Rheinische Post Duesseldorf Meerbusch
Das Uefa-Diktat ist unverantwortlich
Der Verband verlangt von den Ausrichter-Städten der EM eine Garantie, dass Zuschauer ins Stadion dürfen. Und das in einer Zeit, da wegen der Pandemie über Ausgangssperren verhandelt wird.
Ein großer deutscher Discounter legt neuerdings zum Einkauf ein Tütchen mit Sammelbildern zur Fußball-Europameisterschaft bei.
Man erfährt dabei wichtige Dinge – zum Beispiel, dass der Franzose Antoine Griezmann 1991 geboren wurde, 1,76 Meter groß und 73 Kilo schwer ist. Demgegenüber ist der Österreicher Stefan Posch (geboren 1997) 1,88 groß und 82 Kilo schwer.
Das ist schon mal allerhand. Noch bedeutender aber ist, dass sich jeder Einkäufer nun daran erinnern darf, dass in knapp zwei Monaten die im Vorjahr wegen der Pandemie verschobene EM stattfindet. In zwölf Städten auf dem Kontinent, weil die Uefa auf diese Art feiern will, dass dieses Turnier schon seit 1960 ausgetragen wird.
Das kleine Tütchen mit den Sammelbildern erinnert auch daran, dass die Uefa finanzstarke Sponsoren hat, die dafür zahlen, beim und mit dem Turnier zu werben. Der große deutsche Discounter ist einer von ihnen.
Diese Sponsoren finden es natürlich besser, wenn die EM vor großem Publikum in den Stadien ausgetragen wird, damit möglichst viele Menschen bei einer bunten Party ganz nebenbei auch mit den Namen der Geldgeber berieselt werden.
Die Uefa will das selbstverständlich ebenfalls. Und hier liegt nun das Problem. Die Pandemie hat sich nämlich immer noch nicht verdrängen lassen, obwohl der europäische Fußballverband das eigentlich so vorgesehen hatte. In vielen Ländern steigen die Ansteckungszahlen und – schlimmer – die Zahlen jener, die auf die Intensivstationen müssen.
Während in Deutschland die Politik die ersten nächtlichen Ausgangssperren verhängt, ist der Uefa eher nach Diktat. Sie verlangt bis Montag von allen vorgesehenen Austragungsorten eine Garantie, dass Zuschauer im Stadion sein dürfen.

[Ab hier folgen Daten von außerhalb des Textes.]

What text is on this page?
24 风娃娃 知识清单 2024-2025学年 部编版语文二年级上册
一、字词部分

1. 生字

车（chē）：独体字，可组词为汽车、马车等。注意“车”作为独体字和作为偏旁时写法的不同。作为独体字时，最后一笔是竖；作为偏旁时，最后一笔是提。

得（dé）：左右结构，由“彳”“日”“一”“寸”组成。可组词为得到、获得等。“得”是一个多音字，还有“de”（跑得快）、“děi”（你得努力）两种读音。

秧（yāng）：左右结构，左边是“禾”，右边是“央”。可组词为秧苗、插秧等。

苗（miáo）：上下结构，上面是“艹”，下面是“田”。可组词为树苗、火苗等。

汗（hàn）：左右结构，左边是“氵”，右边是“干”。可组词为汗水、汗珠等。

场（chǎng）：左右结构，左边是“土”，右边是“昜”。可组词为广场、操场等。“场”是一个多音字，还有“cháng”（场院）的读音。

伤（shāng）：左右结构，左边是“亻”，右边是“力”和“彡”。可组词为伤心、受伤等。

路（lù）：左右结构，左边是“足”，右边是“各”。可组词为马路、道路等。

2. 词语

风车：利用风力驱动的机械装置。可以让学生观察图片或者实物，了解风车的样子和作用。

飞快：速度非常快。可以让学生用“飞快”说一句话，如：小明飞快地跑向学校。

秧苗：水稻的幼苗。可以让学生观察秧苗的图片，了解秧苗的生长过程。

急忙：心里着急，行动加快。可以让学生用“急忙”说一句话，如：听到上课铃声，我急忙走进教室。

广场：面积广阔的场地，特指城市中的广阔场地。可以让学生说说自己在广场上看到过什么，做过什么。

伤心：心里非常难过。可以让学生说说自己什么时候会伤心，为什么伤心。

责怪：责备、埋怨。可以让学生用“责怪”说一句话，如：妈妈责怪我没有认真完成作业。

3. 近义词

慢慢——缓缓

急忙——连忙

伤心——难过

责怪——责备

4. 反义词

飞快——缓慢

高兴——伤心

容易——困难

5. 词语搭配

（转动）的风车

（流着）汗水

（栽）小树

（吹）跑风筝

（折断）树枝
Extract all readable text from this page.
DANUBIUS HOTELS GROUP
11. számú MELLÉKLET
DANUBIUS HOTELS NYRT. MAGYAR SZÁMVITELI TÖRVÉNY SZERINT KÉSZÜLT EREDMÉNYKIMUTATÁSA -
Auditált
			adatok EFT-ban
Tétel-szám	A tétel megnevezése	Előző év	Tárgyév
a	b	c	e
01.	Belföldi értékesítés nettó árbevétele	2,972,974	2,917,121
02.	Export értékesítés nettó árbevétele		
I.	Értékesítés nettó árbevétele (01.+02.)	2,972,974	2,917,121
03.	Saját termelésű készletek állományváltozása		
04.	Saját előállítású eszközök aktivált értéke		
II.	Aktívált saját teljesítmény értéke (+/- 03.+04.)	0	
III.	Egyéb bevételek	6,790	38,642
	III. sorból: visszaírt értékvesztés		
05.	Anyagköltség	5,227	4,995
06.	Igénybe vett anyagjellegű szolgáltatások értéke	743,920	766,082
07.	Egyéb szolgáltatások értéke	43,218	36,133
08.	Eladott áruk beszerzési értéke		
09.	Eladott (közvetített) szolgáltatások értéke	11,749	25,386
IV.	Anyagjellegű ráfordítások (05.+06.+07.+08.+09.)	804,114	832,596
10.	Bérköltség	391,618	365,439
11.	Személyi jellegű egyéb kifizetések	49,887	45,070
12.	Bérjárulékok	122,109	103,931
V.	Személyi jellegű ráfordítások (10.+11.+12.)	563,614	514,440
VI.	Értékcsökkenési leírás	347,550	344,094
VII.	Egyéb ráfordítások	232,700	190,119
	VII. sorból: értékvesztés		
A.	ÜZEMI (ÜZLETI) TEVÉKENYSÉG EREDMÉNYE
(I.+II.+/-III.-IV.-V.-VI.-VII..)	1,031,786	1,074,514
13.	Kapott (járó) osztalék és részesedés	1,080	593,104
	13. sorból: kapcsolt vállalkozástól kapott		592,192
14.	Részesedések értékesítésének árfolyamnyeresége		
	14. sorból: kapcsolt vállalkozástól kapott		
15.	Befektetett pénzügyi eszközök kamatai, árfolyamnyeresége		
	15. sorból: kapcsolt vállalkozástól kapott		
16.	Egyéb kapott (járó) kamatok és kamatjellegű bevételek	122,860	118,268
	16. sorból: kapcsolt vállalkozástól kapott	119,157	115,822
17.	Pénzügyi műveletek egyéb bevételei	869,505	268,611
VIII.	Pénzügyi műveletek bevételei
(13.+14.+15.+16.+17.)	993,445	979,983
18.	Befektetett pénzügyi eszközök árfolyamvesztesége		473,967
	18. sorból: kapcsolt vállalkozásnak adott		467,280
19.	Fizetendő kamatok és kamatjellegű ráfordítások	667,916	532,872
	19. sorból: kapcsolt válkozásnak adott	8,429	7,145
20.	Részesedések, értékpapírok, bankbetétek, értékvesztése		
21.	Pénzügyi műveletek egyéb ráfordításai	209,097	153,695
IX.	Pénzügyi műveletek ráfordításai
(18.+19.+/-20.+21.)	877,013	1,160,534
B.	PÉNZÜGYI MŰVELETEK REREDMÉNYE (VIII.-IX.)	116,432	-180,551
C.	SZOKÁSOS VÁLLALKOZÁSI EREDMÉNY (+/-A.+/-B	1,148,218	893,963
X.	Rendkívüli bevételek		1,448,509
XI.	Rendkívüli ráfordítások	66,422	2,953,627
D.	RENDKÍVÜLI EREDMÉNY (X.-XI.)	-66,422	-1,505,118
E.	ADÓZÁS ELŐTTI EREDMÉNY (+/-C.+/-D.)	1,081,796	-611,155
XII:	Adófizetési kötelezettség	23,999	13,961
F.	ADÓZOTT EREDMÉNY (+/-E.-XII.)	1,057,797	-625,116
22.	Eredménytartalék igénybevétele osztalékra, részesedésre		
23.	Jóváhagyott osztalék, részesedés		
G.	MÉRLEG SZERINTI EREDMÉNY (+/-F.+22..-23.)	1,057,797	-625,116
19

Acht Städte haben ihre Garantie bereits artig abgeliefert. München, das vier Spiele austragen soll (unter anderem alle deutschen Gruppenspiele), gehört neben Bilbao, Rom und Dublin zu denen, die noch zögern. Aber nicht nur die Uefa macht ihnen Druck. Auch der DFB lässt sich nicht lange bitten. Sein Vizepräsident Rainer Koch erklärt: „Es ist schwer, international zu vermitteln, auf Spiele in München zu bestehen und gleichzeitig jetzt schon zu sagen, dass Zuschauer
nicht zugelassen werden, wenn anderswo in Europa sich Länder anbieten für weitere Spiele mit Zuschauern.“Präsident Fritz Keller verlangt forsch „von der bayerischen Politik eine Zusage, dass mit Zuschauern gespielt werden kann, wenn es die Inzidenzlage erlaubt“. Der Geschäftsführer der DFB-Euro-GmbH, Philipp Lahm, ist ein bisschen vorsichtiger. Er spricht von „mehreren Szenarien. Ich glaube, 100 Prozent Auslastung wird nicht möglich sein, deswegen planen wir mit 0 bis 50 Prozent Zuschauern“.
Andere sind da nicht so behutsam. Budapest bietet ein ausverkauftes Stadion mit 68.000 Plätzen. Die berüchtigte Siebentage-Inzidenz lag dort diese Woche bei 366.
Die Uefa hält Spiele unter solchen Umständen immer noch für verantwortbar. Sie verstärkt deshalb den Druck auf die zögernden Städte. Wahrscheinlich haben die Sponsoren auf der anderen Seite ebenfalls ordentlich mit dem Säbel gerasselt. Und damit der Rubel rollt, wird mit der Gesundheit gespielt. Das ist mal weitgedachter Kapitalismus.